If you are feeling particularly literary, you can also enjoy Brighton Rock, The Quiet American, or The Power and the Glory as entertaining literature.
Early Kurt Vonnegut
My second author for literate beach-reading is Kurt Vonnegut. Like the Greene books above, Vonnegut’s novels are fun, well-written, and still “literary.” I think Vonnegut’s earlier books, such as Player Piano, The Sirens of Titan, Mother Night, and, my favorite, Cat’s Cradle, are especially well suited to the kind of reading one does on a beach. These books, with Mother Night excluded, are firmly set in the science fiction genre. With Vonnegut, of course, the novels are more than just thrilling scifi yarns. They are allegories, warnings, and predictions, too. And often funny as hell. (Player Piano and Cat’s Cradle also pictured.)

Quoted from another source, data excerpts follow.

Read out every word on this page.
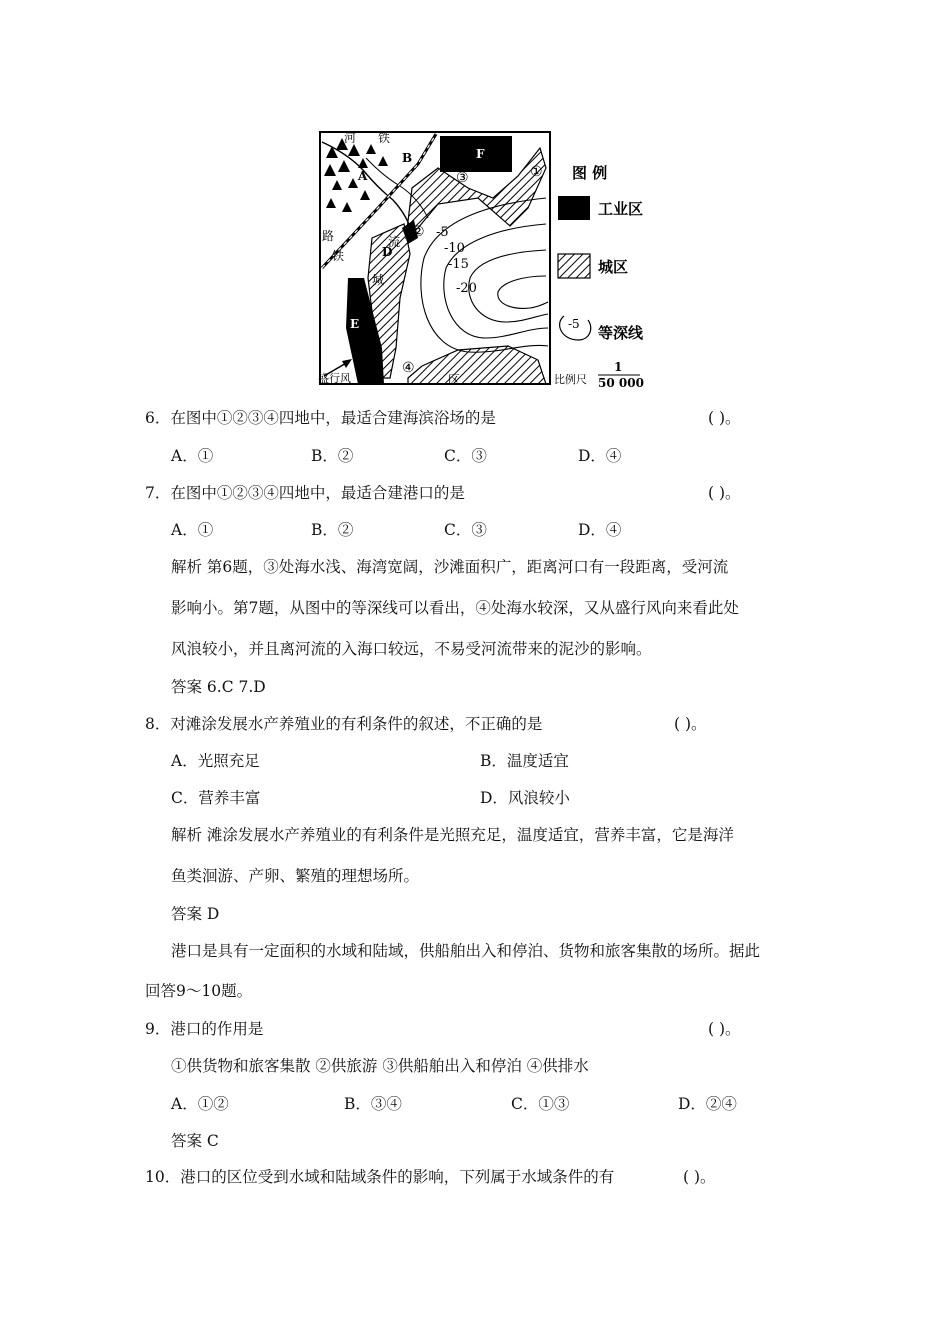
河 铁
A
B	F
路
铁
流
D
城
E
C 路	区
盛行风
①
②
③
④
-5
-10
-15
-20
图 例
工业区
城区
-5 等深线
比例尺
1
50 000
6．在图中①②③④四地中，最适合建海滨浴场的是	( )。
A．①	B．②	C．③	D．④
7．在图中①②③④四地中，最适合建港口的是	( )。
A．①	B．②	C．③	D．④
解析 第6题，③处海水浅、海湾宽阔，沙滩面积广，距离河口有一段距离，受河流
影响小。第7题，从图中的等深线可以看出，④处海水较深，又从盛行风向来看此处
风浪较小，并且离河流的入海口较远，不易受河流带来的泥沙的影响。
答案 6.C 7.D
8．对滩涂发展水产养殖业的有利条件的叙述，不正确的是	( )。
A．光照充足	B．温度适宜
C．营养丰富	D．风浪较小
解析 滩涂发展水产养殖业的有利条件是光照充足，温度适宜，营养丰富，它是海洋
鱼类洄游、产卵、繁殖的理想场所。
答案 D
港口是具有一定面积的水域和陆域，供船舶出入和停泊、货物和旅客集散的场所。据此
回答9～10题。
9．港口的作用是	( )。
①供货物和旅客集散 ②供旅游 ③供船舶出入和停泊 ④供排水
A．①②	B．③④	C．①③	D．②④
答案 C
10．港口的区位受到水域和陆域条件的影响，下列属于水域条件的有	( )。
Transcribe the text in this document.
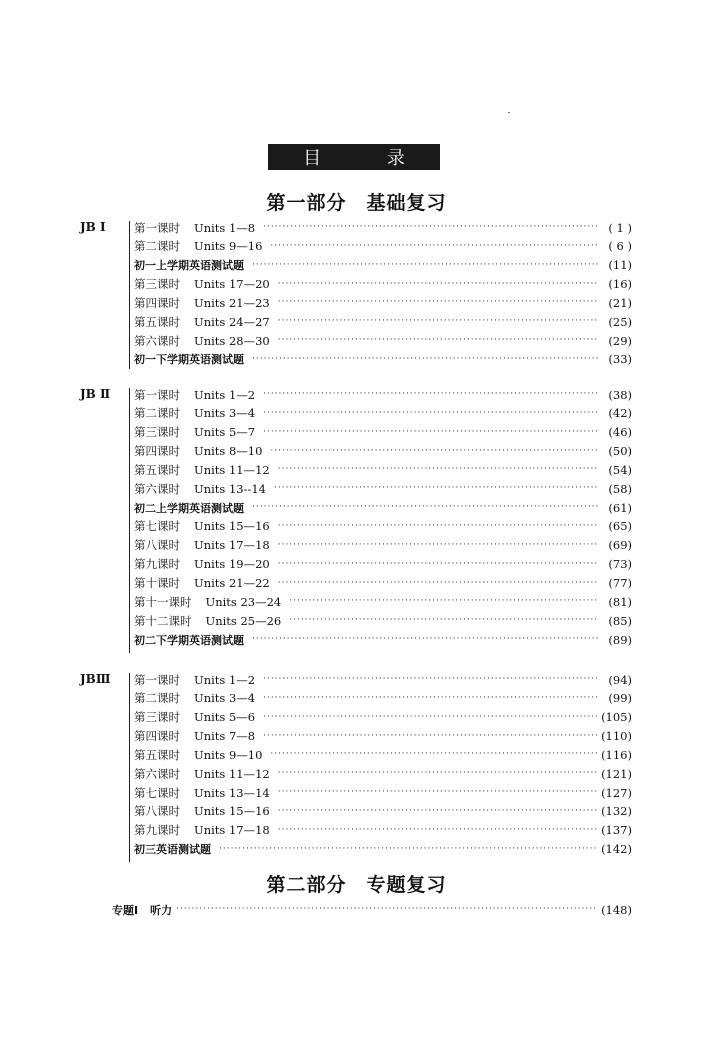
目 录
第一部分 基础复习
JB Ⅰ 第一课时 Units 1—8 ·····	( 1 )
第二课时 Units 9—16 ·····	( 6 )
初一上学期英语测试题 ·····	(11)
第三课时 Units 17—20 ·····	(16)
第四课时 Units 21—23 ·····	(21)
第五课时 Units 24—27 ·····	(25)
第六课时 Units 28—30 ·····	(29)
初一下学期英语测试题 ·····	(33)
JB Ⅱ 第一课时 Units 1—2 ·····	(38)
第二课时 Units 3—4 ·····	(42)
第三课时 Units 5—7 ·····	(46)
第四课时 Units 8—10 ·····	(50)
第五课时 Units 11—12 ·····	(54)
第六课时 Units 13--14 ·····	(58)
初二上学期英语测试题 ·····	(61)
第七课时 Units 15—16 ·····	(65)
第八课时 Units 17—18 ·····	(69)
第九课时 Units 19—20 ·····	(73)
第十课时 Units 21—22 ·····	(77)
第十一课时 Units 23—24 ·····	(81)
第十二课时 Units 25—26 ·····	(85)
初二下学期英语测试题 ·····	(89)
JBⅢ 第一课时 Units 1—2 ·····	(94)
第二课时 Units 3—4 ·····	(99)
第三课时 Units 5—6 ·····	(105)
第四课时 Units 7—8 ·····	(110)
第五课时 Units 9—10 ·····	(116)
第六课时 Units 11—12 ·····	(121)
第七课时 Units 13—14 ·····	(127)
第八课时 Units 15—16 ·····	(132)
第九课时 Units 17—18 ·····	(137)
初三英语测试题 ·····	(142)
第二部分 专题复习
专题Ⅰ 听力 ·····	(148)
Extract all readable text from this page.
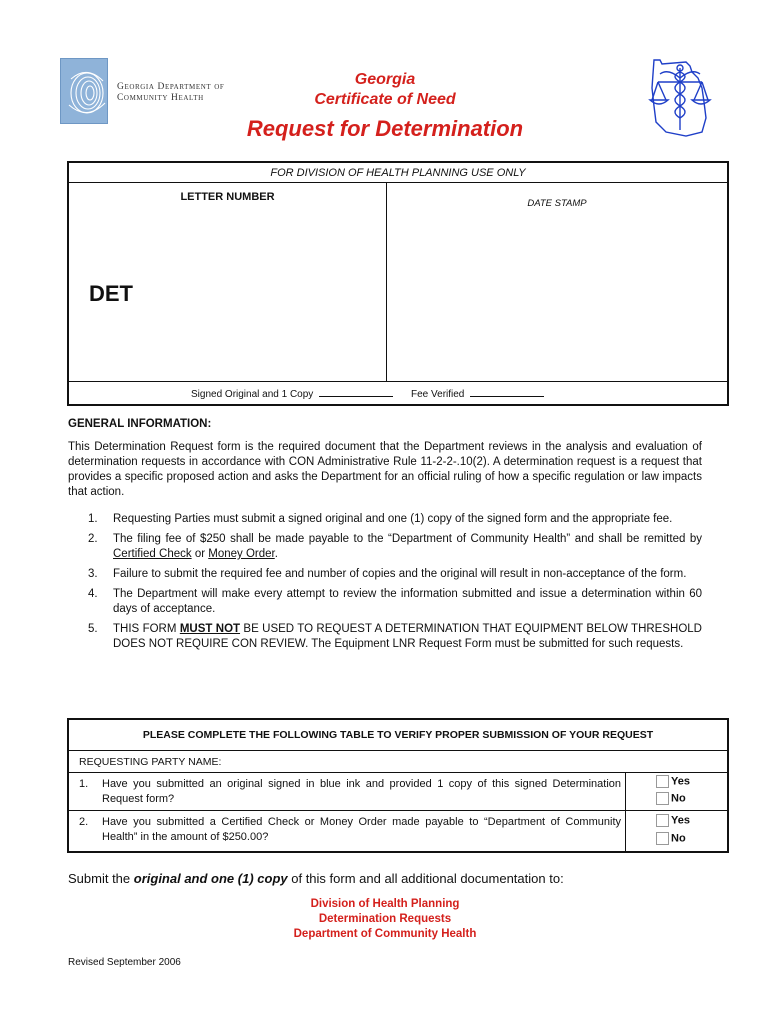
Georgia Department of
Community Health
Georgia
Certificate of Need
Request for Determination
FOR DIVISION OF HEALTH PLANNING USE ONLY
LETTER NUMBER
DET
DATE STAMP
Signed Original and 1 Copy	Fee Verified
GENERAL INFORMATION:
This Determination Request form is the required document that the Department reviews in the analysis and evaluation of determination requests in accordance with CON Administrative Rule 11-2-2-.10(2). A determination request is a request that provides a specific proposed action and asks the Department for an official ruling of how a specific regulation or law impacts that action.
1. Requesting Parties must submit a signed original and one (1) copy of the signed form and the appropriate fee.
2. The filing fee of $250 shall be made payable to the “Department of Community Health” and shall be remitted by Certified Check or Money Order.
3. Failure to submit the required fee and number of copies and the original will result in non-acceptance of the form.
4. The Department will make every attempt to review the information submitted and issue a determination within 60 days of acceptance.
5. THIS FORM MUST NOT BE USED TO REQUEST A DETERMINATION THAT EQUIPMENT BELOW THRESHOLD DOES NOT REQUIRE CON REVIEW. The Equipment LNR Request Form must be submitted for such requests.
PLEASE COMPLETE THE FOLLOWING TABLE TO VERIFY PROPER SUBMISSION OF YOUR REQUEST
REQUESTING PARTY NAME:
1. Have you submitted an original signed in blue ink and provided 1 copy of this signed Determination Request form?
Yes
No
2. Have you submitted a Certified Check or Money Order made payable to “Department of Community Health” in the amount of $250.00?
Yes
No
Submit the original and one (1) copy of this form and all additional documentation to:
Division of Health Planning
Determination Requests
Department of Community Health
Revised September 2006
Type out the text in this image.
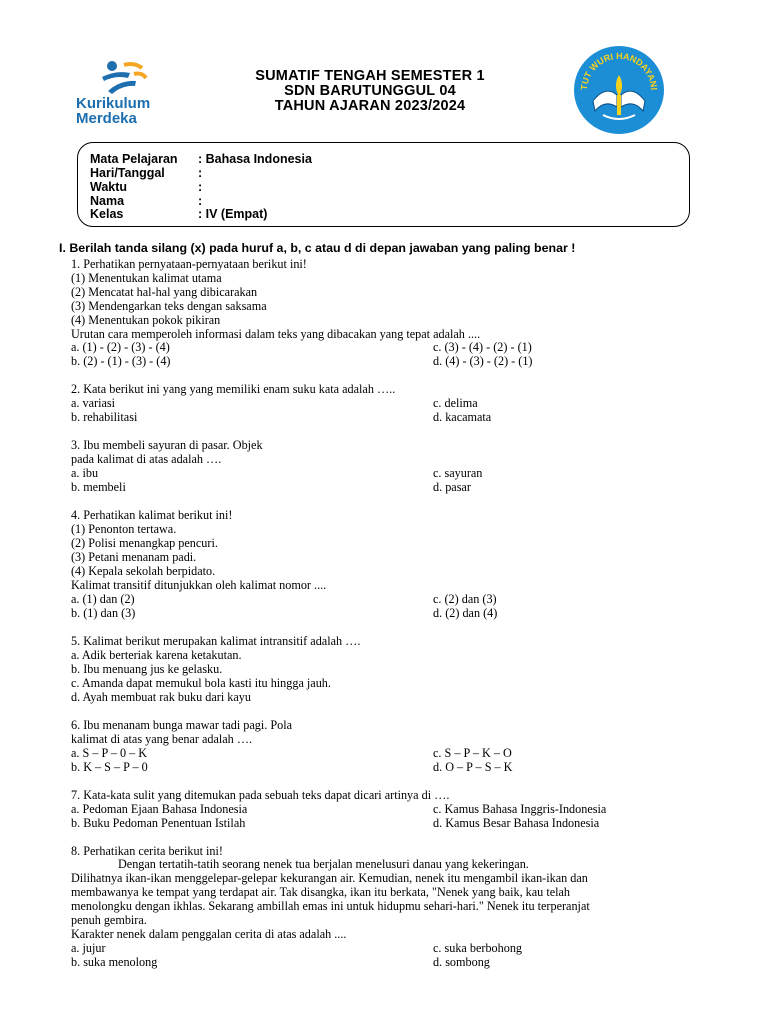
Kurikulum
Merdeka
SUMATIF TENGAH SEMESTER 1
SDN BARUTUNGGUL 04
TAHUN AJARAN 2023/2024
TUT WURI HANDAYANI
Mata Pelajaran : Bahasa Indonesia
Hari/Tanggal	:
Waktu	:
Nama	:
Kelas	: IV (Empat)
I. Berilah tanda silang (x) pada huruf a, b, c atau d di depan jawaban yang paling benar !
1. Perhatikan pernyataan-pernyataan berikut ini!
(1) Menentukan kalimat utama
(2) Mencatat hal-hal yang dibicarakan
(3) Mendengarkan teks dengan saksama
(4) Menentukan pokok pikiran
Urutan cara memperoleh informasi dalam teks yang dibacakan yang tepat adalah ....
a. (1) - (2) - (3) - (4)	c. (3) - (4) - (2) - (1)
b. (2) - (1) - (3) - (4)	d. (4) - (3) - (2) - (1)
2. Kata berikut ini yang yang memiliki enam suku kata adalah …..
a. variasi	c. delima
b. rehabilitasi	d. kacamata
3. Ibu membeli sayuran di pasar. Objek
pada kalimat di atas adalah ….
a. ibu	c. sayuran
b. membeli	d. pasar
4. Perhatikan kalimat berikut ini!
(1) Penonton tertawa.
(2) Polisi menangkap pencuri.
(3) Petani menanam padi.
(4) Kepala sekolah berpidato.
Kalimat transitif ditunjukkan oleh kalimat nomor ....
a. (1) dan (2)	c. (2) dan (3)
b. (1) dan (3)	d. (2) dan (4)
5. Kalimat berikut merupakan kalimat intransitif adalah ….
a. Adik berteriak karena ketakutan.
b. Ibu menuang jus ke gelasku.
c. Amanda dapat memukul bola kasti itu hingga jauh.
d. Ayah membuat rak buku dari kayu
6. Ibu menanam bunga mawar tadi pagi. Pola
kalimat di atas yang benar adalah ….
a. S – P – 0 – K	c. S – P – K – O
b. K – S – P – 0	d. O – P – S – K
7. Kata-kata sulit yang ditemukan pada sebuah teks dapat dicari artinya di ….
a. Pedoman Ejaan Bahasa Indonesia	c. Kamus Bahasa Inggris-Indonesia
b. Buku Pedoman Penentuan Istilah	d. Kamus Besar Bahasa Indonesia
8. Perhatikan cerita berikut ini!
Dengan tertatih-tatih seorang nenek tua berjalan menelusuri danau yang kekeringan.
Dilihatnya ikan-ikan menggelepar-gelepar kekurangan air. Kemudian, nenek itu mengambil ikan-ikan dan
membawanya ke tempat yang terdapat air. Tak disangka, ikan itu berkata, "Nenek yang baik, kau telah
menolongku dengan ikhlas. Sekarang ambillah emas ini untuk hidupmu sehari-hari." Nenek itu terperanjat
penuh gembira.
Karakter nenek dalam penggalan cerita di atas adalah ....
a. jujur	c. suka berbohong
b. suka menolong	d. sombong
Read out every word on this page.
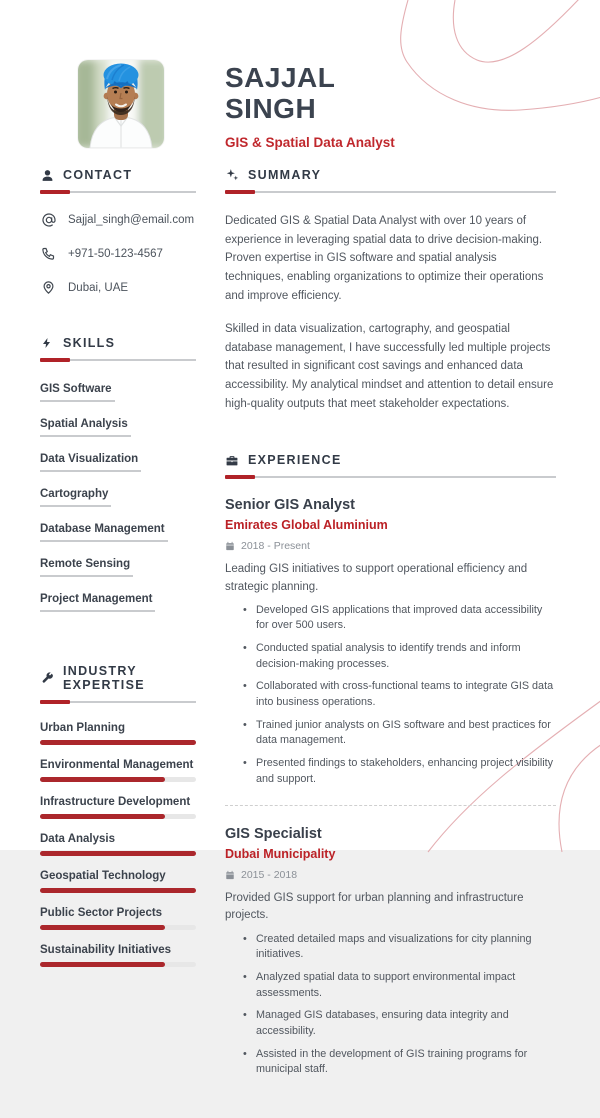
SAJJAL
SINGH
GIS & Spatial Data Analyst
CONTACT
Sajjal_singh@email.com
+971-50-123-4567
Dubai, UAE
SKILLS
GIS Software Spatial Analysis Data Visualization Cartography Database Management Remote Sensing Project Management
INDUSTRY EXPERTISE
Urban Planning
Environmental Management
Infrastructure Development
Data Analysis
Geospatial Technology
Public Sector Projects
Sustainability Initiatives
SUMMARY

Dedicated GIS & Spatial Data Analyst with over 10 years of experience in leveraging spatial data to drive decision-making. Proven expertise in GIS software and spatial analysis techniques, enabling organizations to optimize their operations and improve efficiency.

Skilled in data visualization, cartography, and geospatial database management, I have successfully led multiple projects that resulted in significant cost savings and enhanced data accessibility. My analytical mindset and attention to detail ensure high-quality outputs that meet stakeholder expectations.

EXPERIENCE
Senior GIS Analyst
Emirates Global Aluminium
2018 - Present

Leading GIS initiatives to support operational efficiency and strategic planning.

• Developed GIS applications that improved data accessibility for over 500 users.
• Conducted spatial analysis to identify trends and inform decision-making processes.
• Collaborated with cross-functional teams to integrate GIS data into business operations.
• Trained junior analysts on GIS software and best practices for data management.
• Presented findings to stakeholders, enhancing project visibility and support.
GIS Specialist
Dubai Municipality
2015 - 2018

Provided GIS support for urban planning and infrastructure projects.

• Created detailed maps and visualizations for city planning initiatives.
• Analyzed spatial data to support environmental impact assessments.
• Managed GIS databases, ensuring data integrity and accessibility.
• Assisted in the development of GIS training programs for municipal staff.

Some collections of Vonnegut’s non-fiction work, like A Man Without a Country or Palm Sunday, will also make great beach reads, as the essays are short, punchy, and hilarious.
I have to include a more recent book as my last pick. I’m sure you’ve all ready it, but Yann Martel’s The Life of Pi is just about as perfect beach-read for the literate as there is. The short chapters, the plot of the book, the great writing on a sentence-to-sentence level all make it a lot of fun to read at the beach. It won’t put you to sleep as you read in the sun: not the subject or the writing.
The Life of Pi, by Yann Martel
You can still read your normal books this summer, of course (If you’re like me you probably read from a couple books at a time anyway) but keep these in mind for your beach-browsing. Save Bolano’s 2666 for your nights at home. And know that whichever literate beach book you chose, you will be as thoroughly entertained as the rest of the crowd while they consume their disposable books.
And just imagine how appealing you will be to the passing English buff, a very attractive member of the opposite sex, who happens to glance at the cover of your book, a raft among a sea of big, shiny hard-cover books, recognizes a favorite authors, stops in his or her flip-flops, and smiles.